Drop your ASIN - get an optimized listing and push it to Amazon Seller Central in one click. Drop your ASIN - get an optimized listing, push to Amazon. Try it →Tools are what turn an LLM into an agent. Without tools, you have a model that talks. With tools, you have software that acts. This page covers the four kinds of tools that show up in production, the Model Context Protocol that's standardizing how agents call them, and the Amazon Ads MCP Server launch in February 2026 that changed what's practical to build.
A tool is any external function an AI agent can call to gather information or act on the world. Capabilities are the categories of work an agent can do based on which tools it has access to. More tools, more capabilities. Better tools, better capabilities.
Every tool an agent calls falls into one of four categories. Understanding the categories helps you read agent vendor pitches accurately.
The agent calls an external HTTP API. Pulls data or triggers an action. For Amazon-seller agents, the dominant APIs are Amazon's SP-API (catalog, orders, inventory) and Amazon Ads API (campaigns, bids, reports).

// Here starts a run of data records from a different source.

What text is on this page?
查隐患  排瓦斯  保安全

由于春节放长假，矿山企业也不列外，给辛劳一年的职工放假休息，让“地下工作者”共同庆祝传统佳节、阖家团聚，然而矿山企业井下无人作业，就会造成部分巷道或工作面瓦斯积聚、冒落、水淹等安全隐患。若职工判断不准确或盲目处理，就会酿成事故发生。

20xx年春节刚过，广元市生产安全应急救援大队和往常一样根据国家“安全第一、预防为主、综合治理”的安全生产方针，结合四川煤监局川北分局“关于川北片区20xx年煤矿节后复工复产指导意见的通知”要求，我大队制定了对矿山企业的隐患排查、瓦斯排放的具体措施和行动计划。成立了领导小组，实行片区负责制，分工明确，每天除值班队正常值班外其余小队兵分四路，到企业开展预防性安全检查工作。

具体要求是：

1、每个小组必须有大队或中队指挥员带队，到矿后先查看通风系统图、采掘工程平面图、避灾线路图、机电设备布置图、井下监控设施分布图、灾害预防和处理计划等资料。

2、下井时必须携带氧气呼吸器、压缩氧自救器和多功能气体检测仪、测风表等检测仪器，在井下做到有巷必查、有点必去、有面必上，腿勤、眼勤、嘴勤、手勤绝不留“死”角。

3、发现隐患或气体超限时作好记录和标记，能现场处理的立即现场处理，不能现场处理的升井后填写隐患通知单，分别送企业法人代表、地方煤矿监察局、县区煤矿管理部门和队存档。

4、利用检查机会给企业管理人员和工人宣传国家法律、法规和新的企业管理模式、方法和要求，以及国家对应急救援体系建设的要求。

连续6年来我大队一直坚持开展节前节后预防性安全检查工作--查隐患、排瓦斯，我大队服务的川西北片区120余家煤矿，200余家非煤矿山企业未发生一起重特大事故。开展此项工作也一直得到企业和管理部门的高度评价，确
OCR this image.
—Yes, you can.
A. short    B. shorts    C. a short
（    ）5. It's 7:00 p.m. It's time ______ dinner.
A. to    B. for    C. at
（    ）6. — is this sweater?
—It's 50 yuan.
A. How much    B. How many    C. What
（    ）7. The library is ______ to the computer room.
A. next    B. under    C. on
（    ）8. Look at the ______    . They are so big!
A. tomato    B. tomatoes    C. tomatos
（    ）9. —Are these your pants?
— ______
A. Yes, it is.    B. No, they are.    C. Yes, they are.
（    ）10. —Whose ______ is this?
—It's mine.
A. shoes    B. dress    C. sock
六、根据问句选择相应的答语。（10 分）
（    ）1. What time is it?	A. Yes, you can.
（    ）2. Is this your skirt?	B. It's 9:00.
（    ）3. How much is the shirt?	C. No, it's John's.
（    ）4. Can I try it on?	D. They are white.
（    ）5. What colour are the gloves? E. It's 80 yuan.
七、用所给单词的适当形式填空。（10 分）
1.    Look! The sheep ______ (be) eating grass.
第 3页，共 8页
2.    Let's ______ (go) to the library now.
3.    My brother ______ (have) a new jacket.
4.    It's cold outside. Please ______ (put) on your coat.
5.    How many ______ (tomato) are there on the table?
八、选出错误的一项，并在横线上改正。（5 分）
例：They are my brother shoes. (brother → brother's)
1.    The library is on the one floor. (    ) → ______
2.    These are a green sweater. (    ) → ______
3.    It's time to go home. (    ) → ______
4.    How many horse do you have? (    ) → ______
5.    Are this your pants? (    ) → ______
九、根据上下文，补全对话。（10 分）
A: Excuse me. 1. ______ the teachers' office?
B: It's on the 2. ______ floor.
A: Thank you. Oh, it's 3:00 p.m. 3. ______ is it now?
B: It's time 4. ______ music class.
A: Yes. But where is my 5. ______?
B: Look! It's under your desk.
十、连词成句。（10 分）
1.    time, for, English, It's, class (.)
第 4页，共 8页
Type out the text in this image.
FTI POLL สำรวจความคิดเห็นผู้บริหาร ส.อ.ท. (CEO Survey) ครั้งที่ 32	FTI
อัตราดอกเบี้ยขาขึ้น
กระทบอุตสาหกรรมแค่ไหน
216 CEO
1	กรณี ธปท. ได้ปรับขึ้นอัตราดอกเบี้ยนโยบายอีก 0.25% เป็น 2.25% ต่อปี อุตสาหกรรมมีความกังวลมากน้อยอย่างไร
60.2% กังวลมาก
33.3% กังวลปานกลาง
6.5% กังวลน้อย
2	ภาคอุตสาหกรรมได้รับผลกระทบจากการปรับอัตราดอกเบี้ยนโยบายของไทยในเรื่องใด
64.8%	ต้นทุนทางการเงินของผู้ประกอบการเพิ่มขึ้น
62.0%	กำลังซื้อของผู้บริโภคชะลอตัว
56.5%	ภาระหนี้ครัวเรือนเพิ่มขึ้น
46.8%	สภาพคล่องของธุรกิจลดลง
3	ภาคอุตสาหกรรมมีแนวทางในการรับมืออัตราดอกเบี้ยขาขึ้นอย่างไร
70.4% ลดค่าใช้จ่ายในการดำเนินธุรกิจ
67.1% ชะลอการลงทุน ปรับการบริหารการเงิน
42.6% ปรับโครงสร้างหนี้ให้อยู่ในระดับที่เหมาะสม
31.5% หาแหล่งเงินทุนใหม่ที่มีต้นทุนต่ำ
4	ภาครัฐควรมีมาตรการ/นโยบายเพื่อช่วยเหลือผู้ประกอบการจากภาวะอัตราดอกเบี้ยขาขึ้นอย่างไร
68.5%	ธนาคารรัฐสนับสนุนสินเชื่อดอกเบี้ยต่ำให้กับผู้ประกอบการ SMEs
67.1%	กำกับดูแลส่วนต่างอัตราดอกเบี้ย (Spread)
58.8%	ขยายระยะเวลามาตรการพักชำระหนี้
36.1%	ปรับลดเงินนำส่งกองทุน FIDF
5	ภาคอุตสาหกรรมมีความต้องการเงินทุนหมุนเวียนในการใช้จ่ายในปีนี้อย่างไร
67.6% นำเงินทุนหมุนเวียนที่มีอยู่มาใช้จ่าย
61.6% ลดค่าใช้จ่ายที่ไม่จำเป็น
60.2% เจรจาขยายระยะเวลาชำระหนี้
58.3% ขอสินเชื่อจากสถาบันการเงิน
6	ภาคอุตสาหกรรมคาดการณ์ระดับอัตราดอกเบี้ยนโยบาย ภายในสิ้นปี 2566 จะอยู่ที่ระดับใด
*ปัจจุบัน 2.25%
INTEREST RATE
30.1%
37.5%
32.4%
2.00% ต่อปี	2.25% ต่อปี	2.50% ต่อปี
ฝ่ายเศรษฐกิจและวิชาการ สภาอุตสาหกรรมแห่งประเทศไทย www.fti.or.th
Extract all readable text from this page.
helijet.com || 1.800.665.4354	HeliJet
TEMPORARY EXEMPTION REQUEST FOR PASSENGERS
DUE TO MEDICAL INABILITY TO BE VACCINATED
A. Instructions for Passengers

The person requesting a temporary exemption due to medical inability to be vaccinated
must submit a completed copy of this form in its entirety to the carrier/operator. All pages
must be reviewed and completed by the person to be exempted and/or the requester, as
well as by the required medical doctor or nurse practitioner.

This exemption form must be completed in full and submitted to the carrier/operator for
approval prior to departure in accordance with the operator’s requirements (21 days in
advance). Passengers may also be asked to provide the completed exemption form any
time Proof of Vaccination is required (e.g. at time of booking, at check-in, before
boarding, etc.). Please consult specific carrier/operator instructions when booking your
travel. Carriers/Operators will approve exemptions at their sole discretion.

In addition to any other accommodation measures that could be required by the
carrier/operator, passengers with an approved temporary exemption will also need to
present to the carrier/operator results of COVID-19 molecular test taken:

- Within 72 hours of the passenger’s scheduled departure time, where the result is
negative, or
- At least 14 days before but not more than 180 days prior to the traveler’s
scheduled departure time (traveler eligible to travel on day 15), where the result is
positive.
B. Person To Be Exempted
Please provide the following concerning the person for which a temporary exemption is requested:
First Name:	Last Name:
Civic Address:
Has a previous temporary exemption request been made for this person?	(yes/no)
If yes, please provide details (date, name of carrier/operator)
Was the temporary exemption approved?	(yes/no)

Third-party APIs like Keepa for price history, Helium 10 Cerebro for keyword data, Jungle Scout for market intelligence.
APIs are the workhorse tool type. Most of what an agent does to a live Amazon account flows through API calls.
The agent searches a knowledge base for relevant information before answering. Brand guidelines, prior conversations, your category benchmarks, Amazon's style rules. The agent embeds a query, searches a vector database, retrieves the most relevant chunks, and pulls them into context.
Covered in the memory and learning guide. RAG is technically a memory feature, but it's implemented as a tool the agent calls, so it shows up here too.
The agent runs code to do work that's hard to do in pure language. Number crunching, file processing, web scraping, data transformations. Python is the dominant language in production agent setups.
Code execution is powerful but adds attack surface (sandboxing matters) and cost. Most ecommerce-seller agents don't need code execution. Data agents and research agents often do.
The agent calls a different model to do a specialized job. Text generation calling an image model. A reasoning model calling a faster transcription model. A planner LLM dispatching work to a vision LLM.
Common in image-generation pipelines (the agent reasons in Claude, generates images with Imagen 3) and in transcription workflows (the agent uses Whisper for speech, then Claude for synthesis).
Here's a counterintuitive finding from running SellerShorts for six months: upgrading the underlying model usually matters less than improving the tools the agent can call. Two reasons.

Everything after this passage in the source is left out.